When you see millions of the mouthless dead
Across your dreams in pale battalions go,
Say not soft things as other men have said,
That you’ll remember. For you need not so.
Give them not praise. For, deaf, how should they know
It is not curses heaped on each gashed head?
Nor tears. Their blind eyes see not your tears flow.
Nor honour. It is easy to be dead.
Say only this, 'They are dead.' Then add thereto,
'Yet many a better one has died before.'
Then, scanning all the o’ercrowded mass, should you
Perceive one face that you loved heretofore,
It is a spook. None wears the face you knew.
Great death has made all his for evermore.


  1. That word "spook" quite surprised me. To our ears it sounds Halloweenish, even Disneyish; I wonder how it was used in his day.

  2. You're absolutely right, Sheenagh. 'Spook' is the word which stands out (along with those straight out of Hardy like 'heretofore' and 'thereto'). I think that it would stand out just as much in 1915, Sorley's points being that this is no 'ghost' or 'spirit' but something absurd, outlandish, not entirely serious.

  3. if I might, I imagine 'spook' as a taunt to the soldier who survives-the ultimate guilt/shame of any soldier who has lost comrades or worse, one's men.

    'It is easy to be dead.' I know many, many who believed this at some point in their war. I know someone who signed for every patrol he could, hoping to be killed. I know others who having lost men wished they had been killed instead.

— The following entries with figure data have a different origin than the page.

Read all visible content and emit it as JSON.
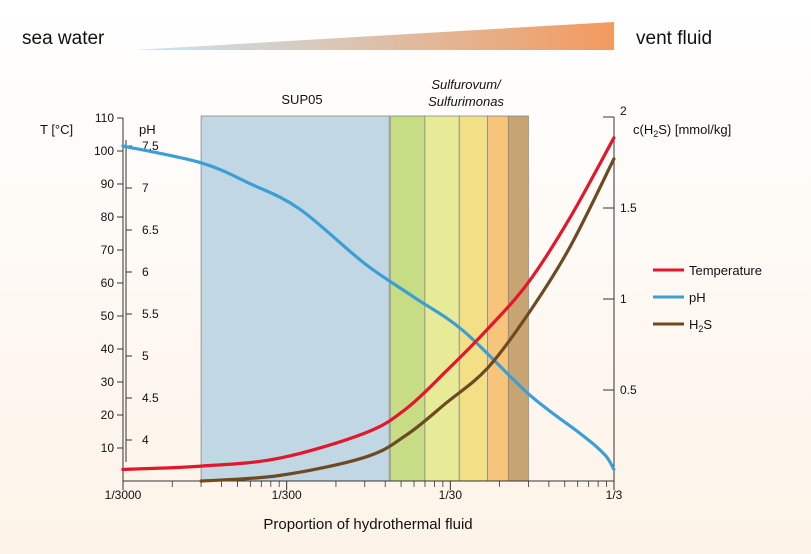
{
  "header": {
    "left_label": "sea water",
    "right_label": "vent fluid"
  },
  "colors": {
    "gradient_start": "#c6e6f6",
    "gradient_end": "#f39a5e",
    "background_top": "#ffffff",
    "background_bottom": "#fdf3e8",
    "temperature": "#e3162b",
    "ph": "#3b9fd6",
    "h2s": "#6d4a22"
  },
  "chart_data": {
    "type": "line",
    "xlabel": "Proportion of hydrothermal fluid",
    "x_scale": "log",
    "x_range": [
      "1/3000",
      "1/3"
    ],
    "x_ticks": [
      "1/3000",
      "1/300",
      "1/30",
      "1/3"
    ],
    "y_left_temperature": {
      "label": "T [°C]",
      "range": [
        0,
        110
      ],
      "ticks": [
        10,
        20,
        30,
        40,
        50,
        60,
        70,
        80,
        90,
        100,
        110
      ]
    },
    "y_left_ph": {
      "label": "pH",
      "range": [
        3.6,
        7.7
      ],
      "ticks": [
        "4",
        "4.5",
        "5",
        "5.5",
        "6",
        "6.5",
        "7",
        "7.5"
      ]
    },
    "y_right": {
      "label_main": "c(H",
      "label_sub": "2",
      "label_rest": "S) [mmol/kg]",
      "range": [
        0,
        2
      ],
      "ticks": [
        "0.5",
        "1",
        "1.5",
        "2"
      ]
    },
    "regions": [
      {
        "label": "SUP05",
        "x_start": 0.001,
        "x_end": 0.0141,
        "color": "#c1d7e3"
      },
      {
        "label_line1": "Sulfurovum/",
        "label_line2": "Sulfurimonas",
        "x_start": 0.0143,
        "x_end": 0.1
      },
      {
        "x_start": 0.0143,
        "x_end": 0.0233,
        "color": "#c6dc85"
      },
      {
        "x_start": 0.0233,
        "x_end": 0.0378,
        "color": "#e7eb97"
      },
      {
        "x_start": 0.0378,
        "x_end": 0.0562,
        "color": "#f2df86"
      },
      {
        "x_start": 0.0562,
        "x_end": 0.0754,
        "color": "#f6c47a"
      },
      {
        "x_start": 0.0754,
        "x_end": 0.1,
        "color": "#c7a472"
      }
    ],
    "legend_position": "right",
    "series": [
      {
        "name": "Temperature",
        "axis": "T",
        "x": [
          0.000333,
          0.001,
          0.003,
          0.01,
          0.0178,
          0.0316,
          0.0562,
          0.1,
          0.178,
          0.333
        ],
        "y": [
          3.5,
          4.5,
          6.9,
          14.5,
          21.8,
          33.4,
          46.0,
          60.2,
          79.5,
          104.0
        ]
      },
      {
        "name": "pH",
        "axis": "pH",
        "x": [
          0.000333,
          0.001,
          0.002,
          0.004,
          0.01,
          0.02,
          0.04,
          0.1,
          0.2,
          0.25,
          0.3,
          0.333
        ],
        "y": [
          7.5,
          7.3,
          7.05,
          6.75,
          6.1,
          5.7,
          5.3,
          4.55,
          4.1,
          3.95,
          3.8,
          3.65
        ]
      },
      {
        "name": "H",
        "name_sub": "2",
        "name_rest": "S",
        "axis": "H2S",
        "x": [
          0.001,
          0.003,
          0.01,
          0.0178,
          0.0316,
          0.0562,
          0.1,
          0.178,
          0.333
        ],
        "y": [
          0.0,
          0.03,
          0.13,
          0.25,
          0.43,
          0.62,
          0.92,
          1.28,
          1.77
        ]
      }
    ]
  }
}
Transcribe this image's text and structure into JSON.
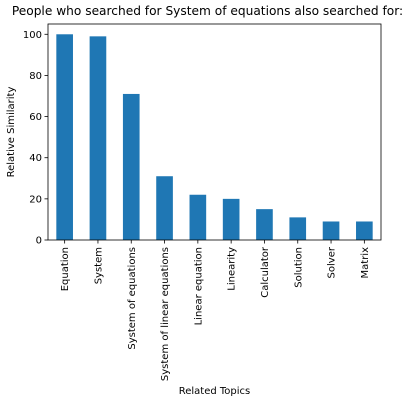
{
  "chart_data": {
    "type": "bar",
    "title": "People who searched for System of equations also searched for:",
    "xlabel": "Related Topics",
    "ylabel": "Relative Similarity",
    "categories": [
      "Equation",
      "System",
      "System of equations",
      "System of linear equations",
      "Linear equation",
      "Linearity",
      "Calculator",
      "Solution",
      "Solver",
      "Matrix"
    ],
    "values": [
      100,
      99,
      71,
      31,
      22,
      20,
      15,
      11,
      9,
      9
    ],
    "ylim": [
      0,
      105
    ],
    "yticks": [
      0,
      20,
      40,
      60,
      80,
      100
    ],
    "grid": false,
    "legend": "none",
    "bar_color": "#1f77b4"
  }
}
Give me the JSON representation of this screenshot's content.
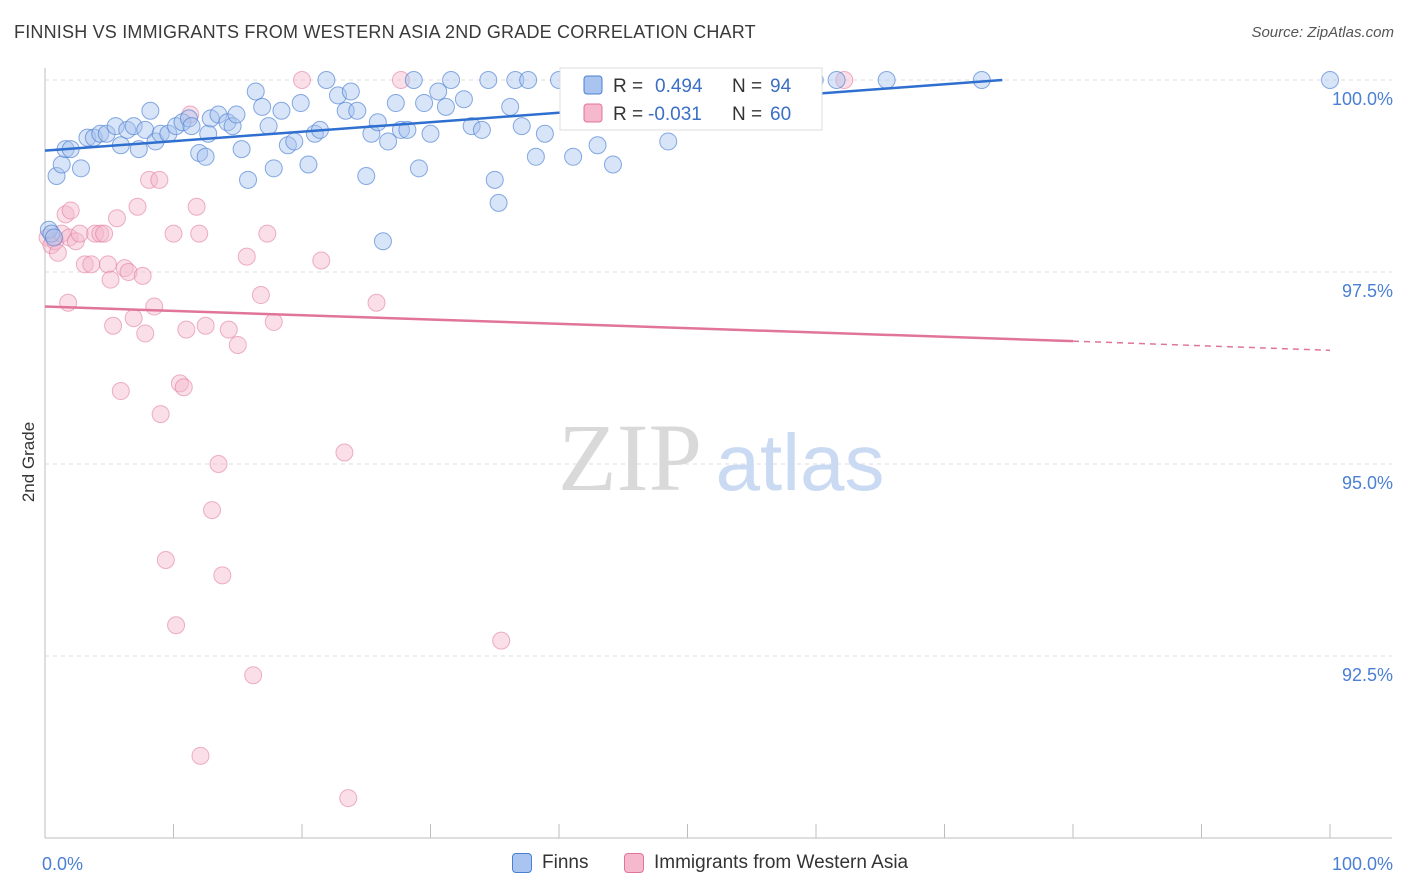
{
  "header": {
    "title": "FINNISH VS IMMIGRANTS FROM WESTERN ASIA 2ND GRADE CORRELATION CHART",
    "source": "Source: ZipAtlas.com"
  },
  "watermark": {
    "zip": "ZIP",
    "atlas": "atlas"
  },
  "legend_top": {
    "rows": [
      {
        "r_label": "R =",
        "r_value": "0.494",
        "n_label": "N =",
        "n_value": "94"
      },
      {
        "r_label": "R =",
        "r_value": "-0.031",
        "n_label": "N =",
        "n_value": "60"
      }
    ]
  },
  "chart_data": {
    "type": "scatter",
    "title": "FINNISH VS IMMIGRANTS FROM WESTERN ASIA 2ND GRADE CORRELATION CHART",
    "xlabel": "",
    "ylabel": "2nd Grade",
    "xlim": [
      0,
      100
    ],
    "ylim": [
      90.25,
      100.35
    ],
    "x_tick_labels": [
      "0.0%",
      "100.0%"
    ],
    "y_ticks": [
      92.5,
      95.0,
      97.5,
      100.0
    ],
    "y_tick_labels": [
      "92.5%",
      "95.0%",
      "97.5%",
      "100.0%"
    ],
    "grid": true,
    "legend_placement": "bottom",
    "colors": {
      "finns": "#4a7fd4",
      "finns_fill": "#a9c4ee",
      "wa": "#e0749a",
      "wa_fill": "#f5b8cc"
    },
    "series": [
      {
        "name": "Finns",
        "r": 0.494,
        "n": 94,
        "trend": {
          "x": [
            0,
            74.5
          ],
          "y": [
            99.08,
            100.0
          ]
        },
        "points": [
          [
            0.3,
            98.05
          ],
          [
            0.5,
            98.0
          ],
          [
            0.7,
            97.95
          ],
          [
            0.9,
            98.75
          ],
          [
            1.3,
            98.9
          ],
          [
            1.6,
            99.1
          ],
          [
            2.0,
            99.1
          ],
          [
            2.8,
            98.85
          ],
          [
            3.3,
            99.25
          ],
          [
            3.8,
            99.25
          ],
          [
            4.3,
            99.3
          ],
          [
            4.8,
            99.3
          ],
          [
            5.5,
            99.4
          ],
          [
            5.9,
            99.15
          ],
          [
            6.4,
            99.35
          ],
          [
            6.9,
            99.4
          ],
          [
            7.3,
            99.1
          ],
          [
            7.8,
            99.35
          ],
          [
            8.2,
            99.6
          ],
          [
            8.6,
            99.2
          ],
          [
            9.0,
            99.3
          ],
          [
            9.6,
            99.3
          ],
          [
            10.2,
            99.4
          ],
          [
            10.7,
            99.45
          ],
          [
            11.2,
            99.5
          ],
          [
            11.4,
            99.4
          ],
          [
            12.0,
            99.05
          ],
          [
            12.5,
            99.0
          ],
          [
            12.7,
            99.3
          ],
          [
            12.9,
            99.5
          ],
          [
            13.5,
            99.55
          ],
          [
            14.2,
            99.45
          ],
          [
            14.6,
            99.4
          ],
          [
            14.9,
            99.55
          ],
          [
            15.3,
            99.1
          ],
          [
            15.8,
            98.7
          ],
          [
            16.4,
            99.85
          ],
          [
            16.9,
            99.65
          ],
          [
            17.4,
            99.4
          ],
          [
            17.8,
            98.85
          ],
          [
            18.4,
            99.6
          ],
          [
            18.9,
            99.15
          ],
          [
            19.4,
            99.2
          ],
          [
            19.9,
            99.7
          ],
          [
            20.5,
            98.9
          ],
          [
            21.0,
            99.3
          ],
          [
            21.4,
            99.35
          ],
          [
            21.9,
            100.0
          ],
          [
            22.8,
            99.8
          ],
          [
            23.4,
            99.6
          ],
          [
            23.8,
            99.85
          ],
          [
            24.3,
            99.6
          ],
          [
            25.0,
            98.75
          ],
          [
            25.4,
            99.3
          ],
          [
            25.9,
            99.45
          ],
          [
            26.3,
            97.9
          ],
          [
            26.7,
            99.2
          ],
          [
            27.3,
            99.7
          ],
          [
            27.7,
            99.35
          ],
          [
            28.2,
            99.35
          ],
          [
            28.7,
            100.0
          ],
          [
            29.1,
            98.85
          ],
          [
            29.5,
            99.7
          ],
          [
            30.0,
            99.3
          ],
          [
            30.6,
            99.85
          ],
          [
            31.2,
            99.65
          ],
          [
            31.6,
            100.0
          ],
          [
            32.6,
            99.75
          ],
          [
            33.2,
            99.4
          ],
          [
            34.0,
            99.35
          ],
          [
            34.5,
            100.0
          ],
          [
            35.0,
            98.7
          ],
          [
            35.3,
            98.4
          ],
          [
            36.2,
            99.65
          ],
          [
            36.6,
            100.0
          ],
          [
            37.1,
            99.4
          ],
          [
            37.6,
            100.0
          ],
          [
            38.2,
            99.0
          ],
          [
            38.9,
            99.3
          ],
          [
            40.0,
            100.0
          ],
          [
            41.1,
            99.0
          ],
          [
            41.8,
            100.0
          ],
          [
            43.0,
            99.15
          ],
          [
            44.2,
            98.9
          ],
          [
            45.8,
            100.0
          ],
          [
            48.5,
            99.2
          ],
          [
            50.0,
            100.0
          ],
          [
            54.0,
            100.0
          ],
          [
            55.3,
            100.0
          ],
          [
            59.9,
            100.0
          ],
          [
            61.6,
            100.0
          ],
          [
            65.5,
            100.0
          ],
          [
            72.9,
            100.0
          ],
          [
            100.0,
            100.0
          ]
        ]
      },
      {
        "name": "Immigrants from Western Asia",
        "r": -0.031,
        "n": 60,
        "trend": {
          "x": [
            0,
            80
          ],
          "y": [
            97.05,
            96.6
          ]
        },
        "trend_dashed": {
          "x": [
            80,
            100
          ],
          "y": [
            96.6,
            96.48
          ]
        },
        "points": [
          [
            0.2,
            97.95
          ],
          [
            0.5,
            97.85
          ],
          [
            0.8,
            97.9
          ],
          [
            1.0,
            97.75
          ],
          [
            1.3,
            98.0
          ],
          [
            1.6,
            98.25
          ],
          [
            1.8,
            97.1
          ],
          [
            1.9,
            97.95
          ],
          [
            2.0,
            98.3
          ],
          [
            2.4,
            97.9
          ],
          [
            2.7,
            98.0
          ],
          [
            3.1,
            97.6
          ],
          [
            3.6,
            97.6
          ],
          [
            3.9,
            98.0
          ],
          [
            4.3,
            98.0
          ],
          [
            4.6,
            98.0
          ],
          [
            4.9,
            97.6
          ],
          [
            5.1,
            97.4
          ],
          [
            5.3,
            96.8
          ],
          [
            5.6,
            98.2
          ],
          [
            5.9,
            95.95
          ],
          [
            6.2,
            97.55
          ],
          [
            6.5,
            97.5
          ],
          [
            6.9,
            96.9
          ],
          [
            7.2,
            98.35
          ],
          [
            7.6,
            97.45
          ],
          [
            7.8,
            96.7
          ],
          [
            8.1,
            98.7
          ],
          [
            8.5,
            97.05
          ],
          [
            8.9,
            98.7
          ],
          [
            9.0,
            95.65
          ],
          [
            9.4,
            93.75
          ],
          [
            10.0,
            98.0
          ],
          [
            10.2,
            92.9
          ],
          [
            10.5,
            96.05
          ],
          [
            10.8,
            96.0
          ],
          [
            11.0,
            96.75
          ],
          [
            11.3,
            99.55
          ],
          [
            11.8,
            98.35
          ],
          [
            12.0,
            98.0
          ],
          [
            12.5,
            96.8
          ],
          [
            13.0,
            94.4
          ],
          [
            13.5,
            95.0
          ],
          [
            13.8,
            93.55
          ],
          [
            14.3,
            96.75
          ],
          [
            15.0,
            96.55
          ],
          [
            15.7,
            97.7
          ],
          [
            16.2,
            92.25
          ],
          [
            16.8,
            97.2
          ],
          [
            17.3,
            98.0
          ],
          [
            17.8,
            96.85
          ],
          [
            20.0,
            100.0
          ],
          [
            21.5,
            97.65
          ],
          [
            23.3,
            95.15
          ],
          [
            23.6,
            90.65
          ],
          [
            25.8,
            97.1
          ],
          [
            27.7,
            100.0
          ],
          [
            35.5,
            92.7
          ],
          [
            62.2,
            100.0
          ],
          [
            12.1,
            91.2
          ]
        ]
      }
    ]
  }
}
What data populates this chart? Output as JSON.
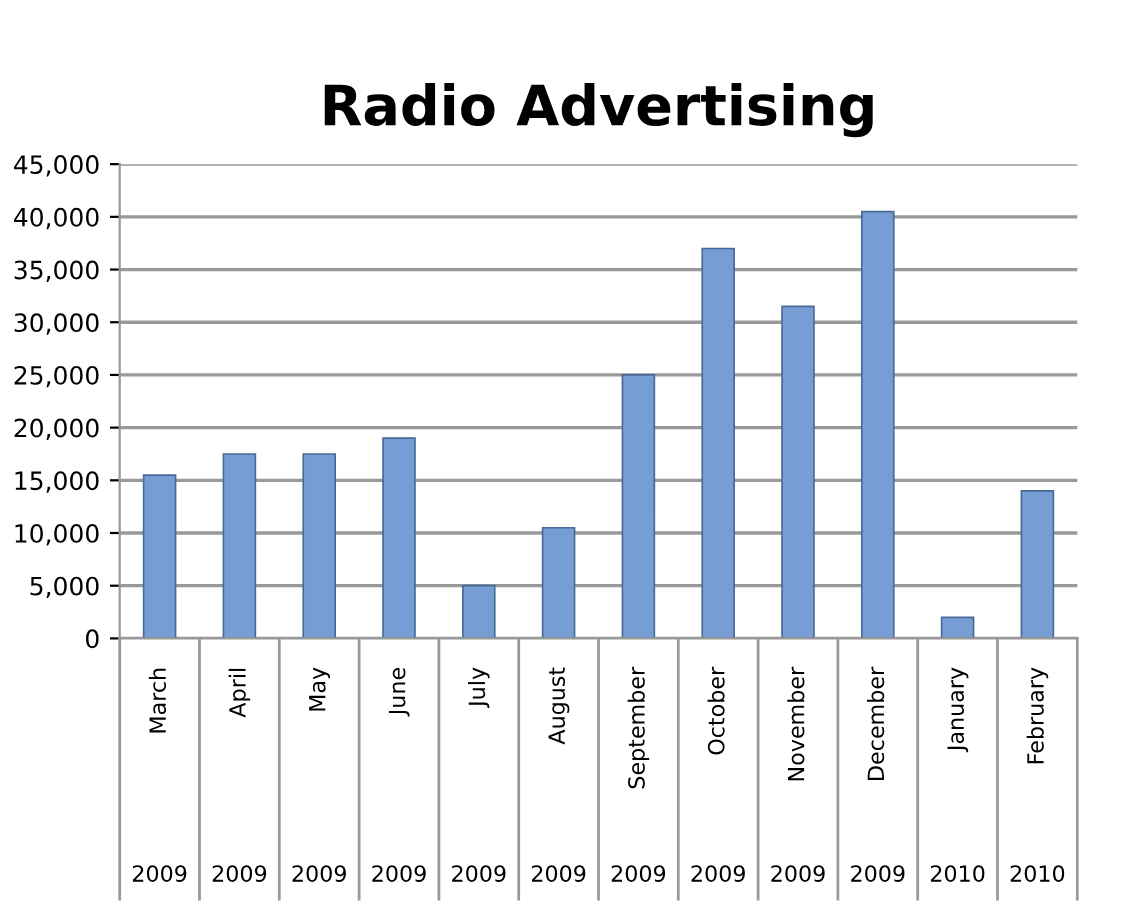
{
  "chart_data": {
    "type": "bar",
    "title": "Radio Advertising",
    "categories": [
      "March\n2009",
      "April\n2009",
      "May\n2009",
      "June\n2009",
      "July\n2009",
      "August\n2009",
      "September\n2009",
      "October\n2009",
      "November\n2009",
      "December\n2009",
      "January\n2010",
      "February\n2010"
    ],
    "values": [
      15500,
      17500,
      17500,
      19000,
      5000,
      10500,
      25000,
      37000,
      31500,
      40500,
      2000,
      14000
    ],
    "color": "#779ed4",
    "ylim": [
      0,
      45000
    ],
    "yticks": [
      {
        "value": 0,
        "label": "0"
      },
      {
        "value": 5000,
        "label": "5,000"
      },
      {
        "value": 10000,
        "label": "10,000"
      },
      {
        "value": 15000,
        "label": "15,000"
      },
      {
        "value": 20000,
        "label": "20,000"
      },
      {
        "value": 25000,
        "label": "25,000"
      },
      {
        "value": 30000,
        "label": "30,000"
      },
      {
        "value": 35000,
        "label": "35,000"
      },
      {
        "value": 40000,
        "label": "40,000"
      },
      {
        "value": 45000,
        "label": "45,000"
      }
    ],
    "grid": "y"
  }
}
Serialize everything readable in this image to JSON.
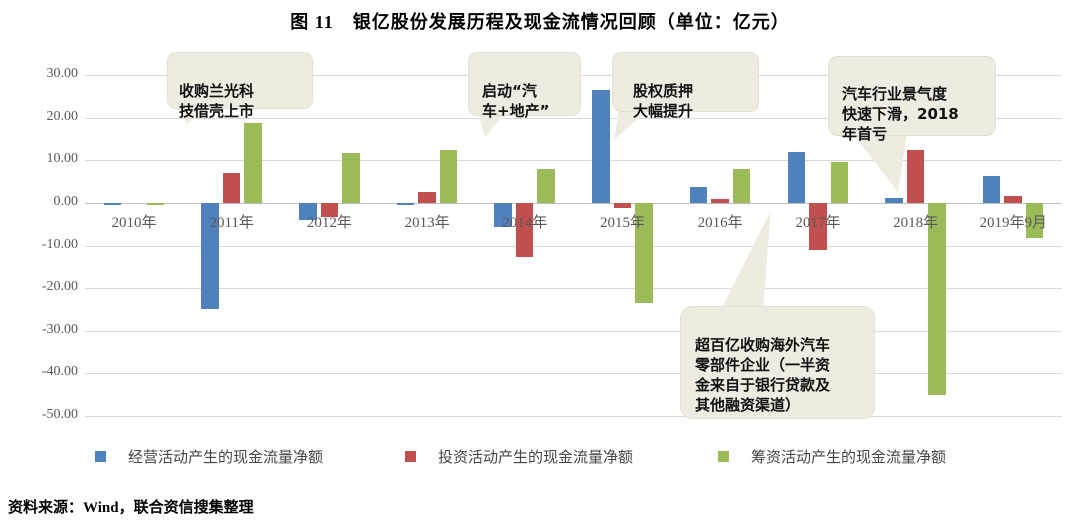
{
  "title": "图 11　银亿股份发展历程及现金流情况回顾（单位：亿元）",
  "source_note": "资料来源：Wind，联合资信搜集整理",
  "colors": {
    "operating_blue": "#4f81bd",
    "investing_red": "#c0504d",
    "financing_green": "#9bbb59",
    "callout_bg": "#eeece1",
    "gridline": "#d9d9d9",
    "axis_text": "#595959"
  },
  "legend": [
    {
      "label": "经营活动产生的现金流量净额",
      "color": "#4f81bd"
    },
    {
      "label": "投资活动产生的现金流量净额",
      "color": "#c0504d"
    },
    {
      "label": "筹资活动产生的现金流量净额",
      "color": "#9bbb59"
    }
  ],
  "annotations": [
    {
      "text": "收购兰光科\n技借壳上市"
    },
    {
      "text": "启动“汽\n车+地产”"
    },
    {
      "text": "股权质押\n大幅提升"
    },
    {
      "text": "汽车行业景气度\n快速下滑，2018\n年首亏"
    },
    {
      "text": "超百亿收购海外汽车\n零部件企业（一半资\n金来自于银行贷款及\n其他融资渠道）"
    }
  ],
  "chart_data": {
    "type": "bar",
    "title": "图 11　银亿股份发展历程及现金流情况回顾（单位：亿元）",
    "categories": [
      "2010年",
      "2011年",
      "2012年",
      "2013年",
      "2014年",
      "2015年",
      "2016年",
      "2017年",
      "2018年",
      "2019年9月"
    ],
    "series": [
      {
        "name": "经营活动产生的现金流量净额",
        "color": "#4f81bd",
        "values": [
          -0.6,
          -25.0,
          -4.0,
          -0.5,
          -5.6,
          26.5,
          3.8,
          11.9,
          1.1,
          6.3
        ]
      },
      {
        "name": "投资活动产生的现金流量净额",
        "color": "#c0504d",
        "values": [
          0.0,
          7.0,
          -3.4,
          2.5,
          -12.6,
          -1.2,
          0.8,
          -11.1,
          12.3,
          1.6
        ]
      },
      {
        "name": "筹资活动产生的现金流量净额",
        "color": "#9bbb59",
        "values": [
          -0.5,
          18.8,
          11.8,
          12.3,
          7.9,
          -23.5,
          8.0,
          9.5,
          -45.0,
          -8.3
        ]
      }
    ],
    "ylim": [
      -50,
      30
    ],
    "ytick_step": 10,
    "ytick_labels": [
      "30.00",
      "20.00",
      "10.00",
      "0.00",
      "-10.00",
      "-20.00",
      "-30.00",
      "-40.00",
      "-50.00"
    ],
    "xlabel": "",
    "ylabel": "",
    "grid": true,
    "legend_position": "bottom"
  }
}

    then too there is the soldier hierarchy (my words) expressed perhaps ironically, perhaps not, in his lines from 'All the Hills and Vales Along'

    'Earth.../Shall rejoice and blossom too/ When the bullet reaches you.'

    something of this all rings through in Brian Turner's 'Here Bullet' btw.

    plus ├ža change...

  4. Just found your blog, and I'm blown away! This is great stuff, and I look forward to browsing about and seeing what I can find. As soon as I read the lines from Sorley's poem that you've quoted above, I could feel the influence of Homer upon the young fellow. Sorley is graphic and visceral, and absolutely carves out the primacy of Death on the battlefield.

    I need to look around, but have you looked at Christopher Logue's interpretations of significant portions of The Iliad. That man writes some of the most intense war poetry I've ever read, and I even think Homer would have approved. I'm glad to have found you! Cheers! Chris

  5. I agree about the point that "spook" suggests something less dignified than "ghost" or "spirit" - but we might also remember that Sorley's family were Scots, where I fancy that the word "spook" is much more commonly used than in Standard English. (Compare, also, the passage in Kidnapped where Alan Breck asks Davy whether he is afraid of "bogles".) How resonant "spooks" and "bogles" are compared to mere "phantoms" or "spirits"!